Aurora Cannabis Inc. reported mixed fiscal third-quarter results on Thursday, with cannabis sales beating analyst expectations while the company trimmed costs in a long-stated goal of becoming profitable by the end of the year. 

The Edmonton-based company said it made $75.5 million in revenue in the three-month period ending Mar. 31, up 35 per cent from the prior quarter, while its adjusted earnings before interest, taxes, depreciation and amortization (EBITDA) came to a $50.9 million loss. Its net loss in the quarter came to $137.4 million in the quarter, an improvement from the $1.3 billion loss in the prior quarter. 

Analysts expected Aurora to report $66.3 million in revenue in the quarter, according to Bloomberg data. The company was also expected to report a net loss of $75.9 million and an EBITDA loss of $38.3 million. 

The company previously provided its forecast for the third quarter, saying domestic cannabis sales should be stable, with new "Cannabis 2.0" products accounting for roughly one-fifth of its recreational sales. Cannabis sales came to $69.6 million, an increase of 32 per cent from the prior quarter. It also took a $2.9-million write-down on cannabis product returns in the quarter, the company said. 

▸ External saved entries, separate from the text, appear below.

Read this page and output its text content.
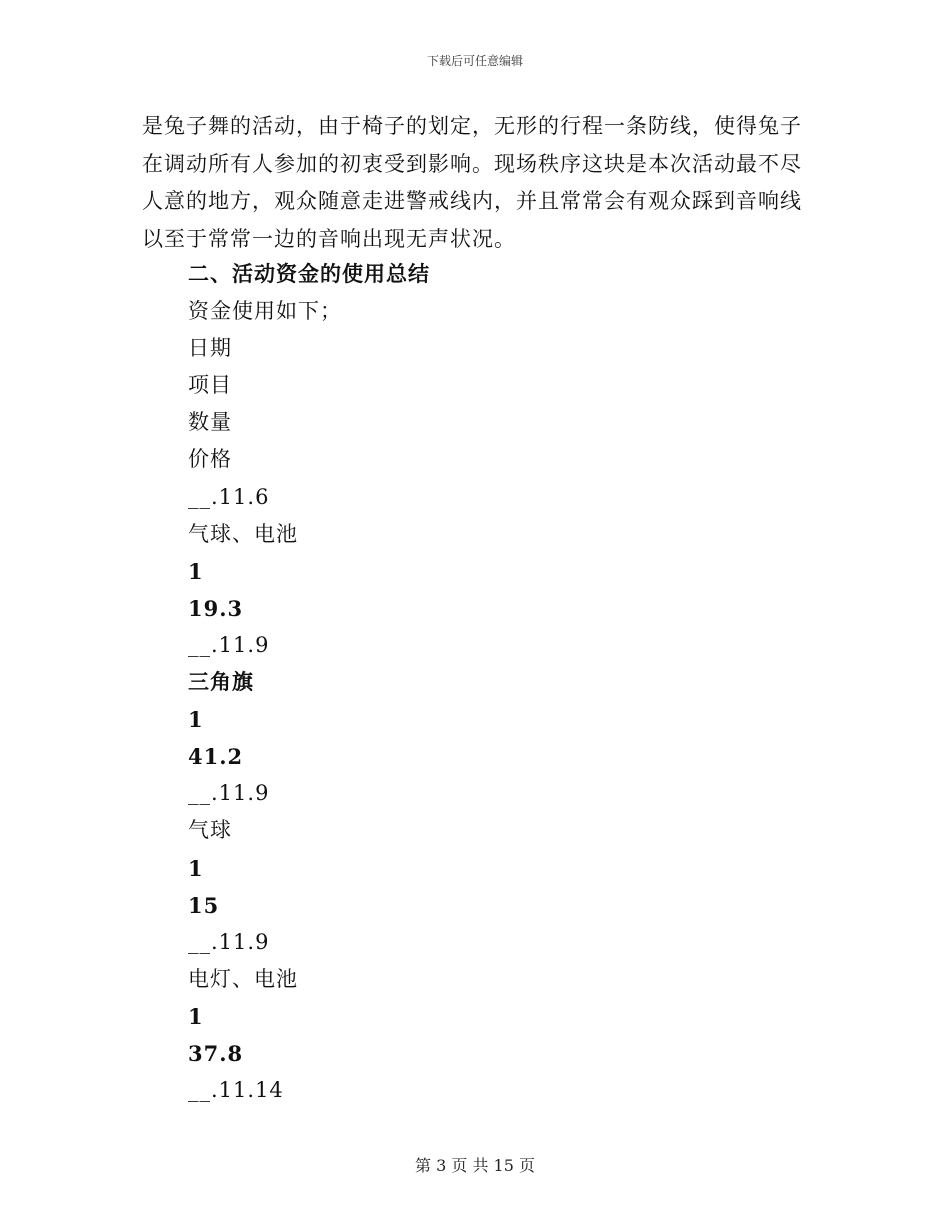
下载后可任意编辑
是兔子舞的活动，由于椅子的划定，无形的行程一条防线，使得兔子
在调动所有人参加的初衷受到影响。现场秩序这块是本次活动最不尽
人意的地方，观众随意走进警戒线内，并且常常会有观众踩到音响线
以至于常常一边的音响出现无声状况。
二、活动资金的使用总结
资金使用如下；
日期
项目
数量
价格
__.11.6
气球、电池
1
19.3
__.11.9
三角旗
1
41.2
__.11.9
气球
1
15
__.11.9
电灯、电池
1
37.8
__.11.14
第 3 页 共 15 页
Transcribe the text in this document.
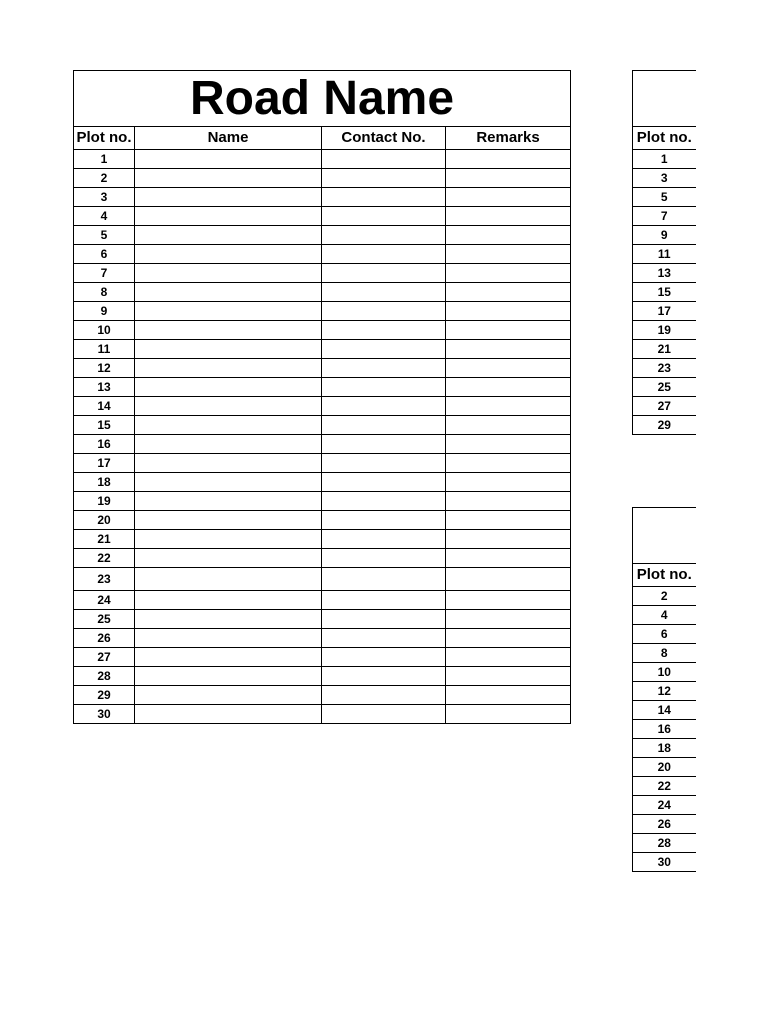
Road Name			
Plot no.	Name	Contact No.	Remarks
1			
2			
3			
4			
5			
6			
7			
8			
9			
10			
11			
12			
13			
14			
15			
16			
17			
18			
19			
20			
21			
22			
23			
24			
25			
26			
27			
28			
29			
30			

Plot no.
1
3
5
7
9
11
13
15
17
19
21
23
25
27
29

Plot no.
2
4
6
8
10
12
14
16
18
20
22
24
26
28
30
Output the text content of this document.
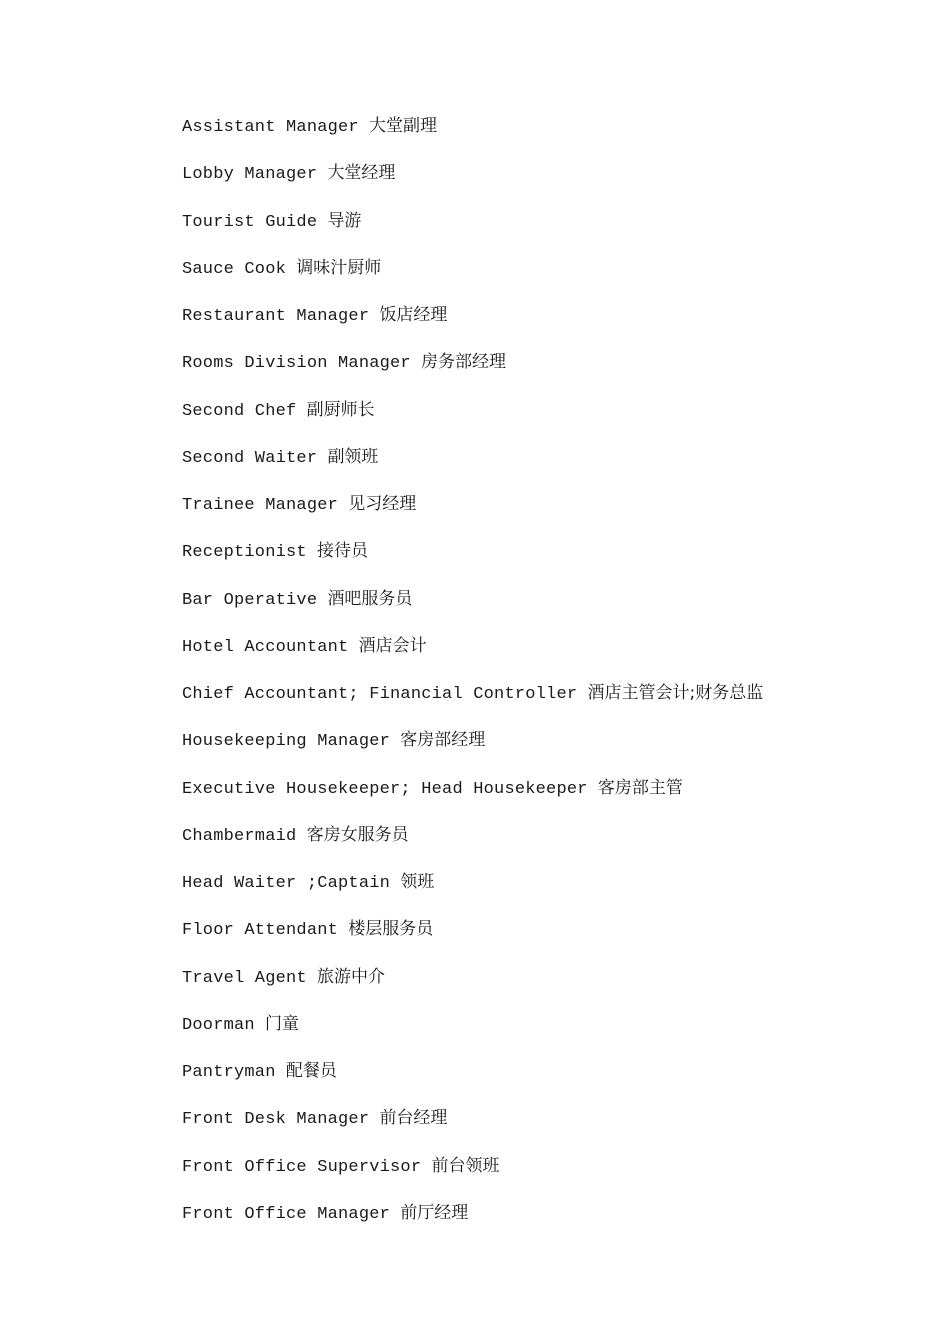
Assistant Manager 大堂副理
Lobby Manager 大堂经理
Tourist Guide 导游
Sauce Cook 调味汁厨师
Restaurant Manager 饭店经理
Rooms Division Manager 房务部经理
Second Chef 副厨师长
Second Waiter 副领班
Trainee Manager 见习经理
Receptionist 接待员
Bar Operative 酒吧服务员
Hotel Accountant 酒店会计
Chief Accountant; Financial Controller 酒店主管会计;财务总监
Housekeeping Manager 客房部经理
Executive Housekeeper; Head Housekeeper 客房部主管
Chambermaid 客房女服务员
Head Waiter ;Captain 领班
Floor Attendant 楼层服务员
Travel Agent 旅游中介
Doorman 门童
Pantryman 配餐员
Front Desk Manager 前台经理
Front Office Supervisor 前台领班
Front Office Manager 前厅经理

Aurora also stated in its release that it has sold a greenhouse in Ontario as well as "non-core investment holdings," and reached an agreement to divest some of its subsidiaries, including its Canadian and European hemp businesses and its greenhouse design operations.  

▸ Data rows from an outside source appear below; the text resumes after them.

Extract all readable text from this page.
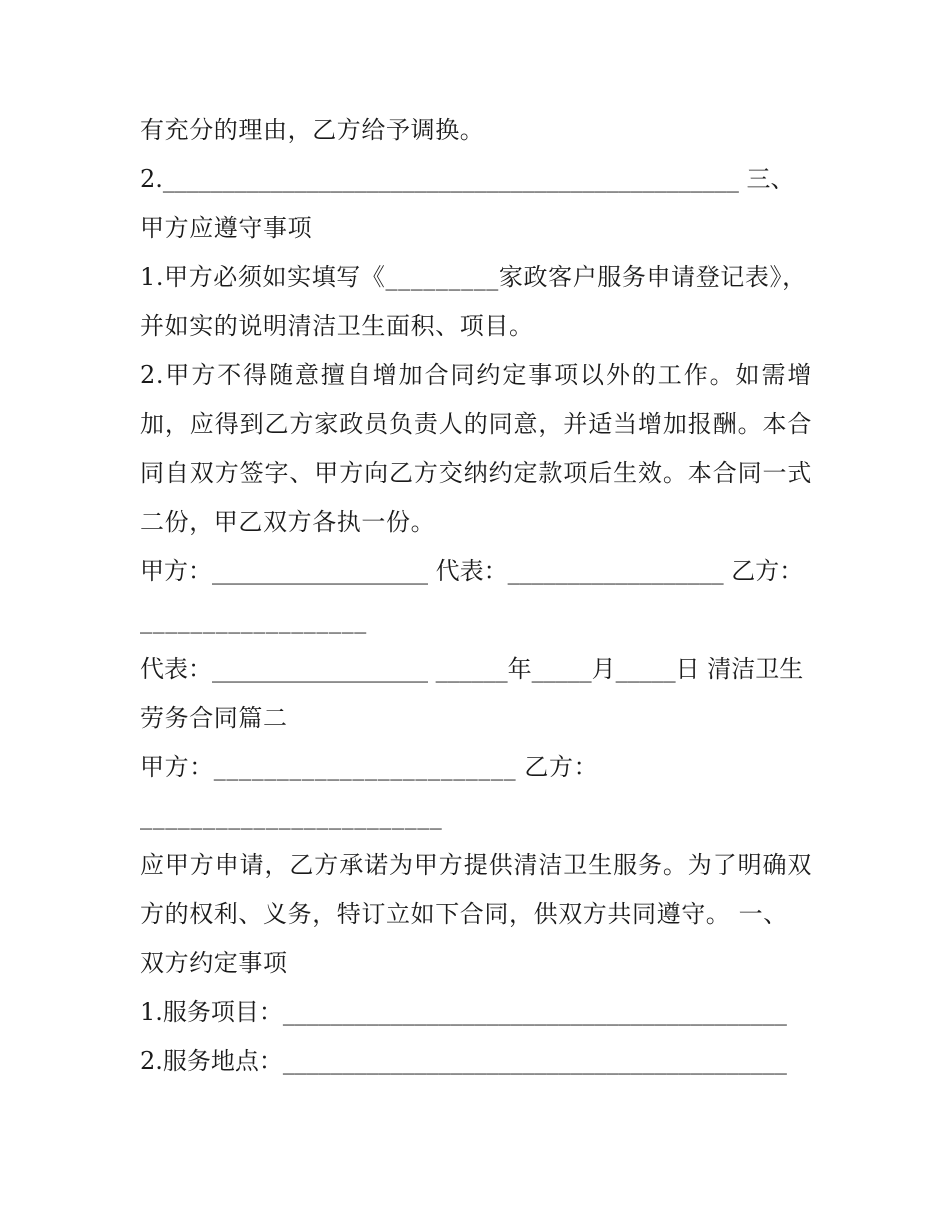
有充分的理由，乙方给予调换。
2.________________________________________________ 三、
甲方应遵守事项
1.甲方必须如实填写《_________家政客户服务申请登记表》，
并如实的说明清洁卫生面积、项目。
2.甲方不得随意擅自增加合同约定事项以外的工作。如需增
加，应得到乙方家政员负责人的同意，并适当增加报酬。本合
同自双方签字、甲方向乙方交纳约定款项后生效。本合同一式
二份，甲乙双方各执一份。
甲方：__________________ 代表：__________________ 乙方：
__________________
代表：__________________ ______年_____月_____日 清洁卫生
劳务合同篇二
甲方：________________________ 乙方：
________________________
应甲方申请，乙方承诺为甲方提供清洁卫生服务。为了明确双
方的权利、义务，特订立如下合同，供双方共同遵守。 一、
双方约定事项
1.服务项目：__________________________________________
2.服务地点：__________________________________________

Aurora's latest results come several months after the company enacted a major strategic review of its operations in the aftermath of founder and former CEO Terry Booth’s February resignation. The company also announced in March that it was cutting 500 positions and undertaking cost-cutting initiatives aimed at saving up to $45 million per quarter by the end of the year. 

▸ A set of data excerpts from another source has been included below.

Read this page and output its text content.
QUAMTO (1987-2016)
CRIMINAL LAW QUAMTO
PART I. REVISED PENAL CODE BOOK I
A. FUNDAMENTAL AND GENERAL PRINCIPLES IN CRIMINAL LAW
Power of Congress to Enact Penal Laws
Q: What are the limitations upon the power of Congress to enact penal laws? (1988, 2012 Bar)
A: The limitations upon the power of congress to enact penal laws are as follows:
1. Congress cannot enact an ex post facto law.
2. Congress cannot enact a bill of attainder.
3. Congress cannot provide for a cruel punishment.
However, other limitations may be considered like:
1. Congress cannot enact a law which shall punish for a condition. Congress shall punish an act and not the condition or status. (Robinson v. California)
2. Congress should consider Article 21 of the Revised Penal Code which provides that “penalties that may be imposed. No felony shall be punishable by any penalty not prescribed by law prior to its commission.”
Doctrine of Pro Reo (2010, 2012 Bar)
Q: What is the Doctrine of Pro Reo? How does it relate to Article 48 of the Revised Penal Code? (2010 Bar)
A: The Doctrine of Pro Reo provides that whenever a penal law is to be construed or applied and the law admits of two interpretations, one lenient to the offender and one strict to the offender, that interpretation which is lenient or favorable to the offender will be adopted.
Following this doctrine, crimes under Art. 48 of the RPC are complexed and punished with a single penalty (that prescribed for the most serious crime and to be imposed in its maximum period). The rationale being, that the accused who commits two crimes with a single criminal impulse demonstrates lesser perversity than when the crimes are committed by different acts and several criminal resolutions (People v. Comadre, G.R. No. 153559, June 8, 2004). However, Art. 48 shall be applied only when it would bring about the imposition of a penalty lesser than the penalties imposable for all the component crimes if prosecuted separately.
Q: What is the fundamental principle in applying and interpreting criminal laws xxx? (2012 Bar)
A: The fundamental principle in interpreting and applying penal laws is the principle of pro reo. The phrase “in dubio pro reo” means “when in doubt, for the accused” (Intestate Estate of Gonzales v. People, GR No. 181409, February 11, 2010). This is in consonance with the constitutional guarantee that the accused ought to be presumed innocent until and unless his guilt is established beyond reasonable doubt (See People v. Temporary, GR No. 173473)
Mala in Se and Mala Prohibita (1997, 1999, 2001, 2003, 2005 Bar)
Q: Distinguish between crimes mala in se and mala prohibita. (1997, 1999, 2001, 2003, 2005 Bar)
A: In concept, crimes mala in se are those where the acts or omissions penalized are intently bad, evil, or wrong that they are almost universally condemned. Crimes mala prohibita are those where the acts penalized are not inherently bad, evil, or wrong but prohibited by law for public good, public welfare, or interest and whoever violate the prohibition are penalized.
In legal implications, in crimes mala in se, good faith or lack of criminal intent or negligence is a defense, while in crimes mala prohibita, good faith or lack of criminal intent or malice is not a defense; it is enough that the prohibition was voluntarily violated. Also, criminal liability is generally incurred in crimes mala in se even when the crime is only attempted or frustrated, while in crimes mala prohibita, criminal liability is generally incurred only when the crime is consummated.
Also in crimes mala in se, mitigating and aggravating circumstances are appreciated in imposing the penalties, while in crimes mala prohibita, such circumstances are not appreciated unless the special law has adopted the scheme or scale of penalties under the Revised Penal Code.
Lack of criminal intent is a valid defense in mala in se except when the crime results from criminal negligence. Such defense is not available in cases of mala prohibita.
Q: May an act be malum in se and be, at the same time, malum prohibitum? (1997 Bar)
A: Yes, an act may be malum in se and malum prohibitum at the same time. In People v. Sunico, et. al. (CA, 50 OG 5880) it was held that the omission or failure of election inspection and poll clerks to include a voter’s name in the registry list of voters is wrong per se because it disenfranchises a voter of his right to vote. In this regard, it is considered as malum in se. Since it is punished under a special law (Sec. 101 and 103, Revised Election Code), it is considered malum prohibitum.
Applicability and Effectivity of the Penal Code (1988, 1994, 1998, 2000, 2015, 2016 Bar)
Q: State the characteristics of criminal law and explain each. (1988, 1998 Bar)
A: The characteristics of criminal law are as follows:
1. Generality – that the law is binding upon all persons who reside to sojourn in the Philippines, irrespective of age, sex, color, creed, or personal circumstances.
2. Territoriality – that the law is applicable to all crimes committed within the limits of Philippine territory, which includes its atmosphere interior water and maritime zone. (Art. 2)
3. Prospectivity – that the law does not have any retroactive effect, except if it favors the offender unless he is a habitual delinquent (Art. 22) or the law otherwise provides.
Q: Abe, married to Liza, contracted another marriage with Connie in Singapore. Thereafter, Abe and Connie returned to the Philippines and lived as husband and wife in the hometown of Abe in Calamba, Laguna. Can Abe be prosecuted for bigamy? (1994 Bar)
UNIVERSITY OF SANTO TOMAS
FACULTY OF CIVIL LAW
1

Since then, the company has bolstered some of its offerings to the Canadian legal cannabis market, including rolling out a value product that aims to compete with illicit-market pricing. It also completed a reverse stock split earlier this week where its outstanding shares were reduced by a 12-to-1 ratio. 

Investors remain cautious about the company despite the stock split. Aurora shares have plunged more than 72 per cent since the beginning of the year. The Horizons Marijuana Life Sciences Index ETF has declined by about 31 per cent during that same period. 

Some analysts have pointed to Aurora's debt and financing challenges, which may have been exacerbated under the COVID-19 pandemic. Aurora currently has about $230 million in cash on its balance sheet, and lowered its quarterly cash burn to about $143 million, from about $265 million in the prior three-month period. Its debt narrowed to $592.7 million from $644.8 million a year earlier. 

"If the company can show improvement in cash burn and a credible path to positive EBITDA and break-even operating cash flow, we would expect the stock to rally," Cantor Fitzgerald analyst Pablo Zuanic said in a recent research report.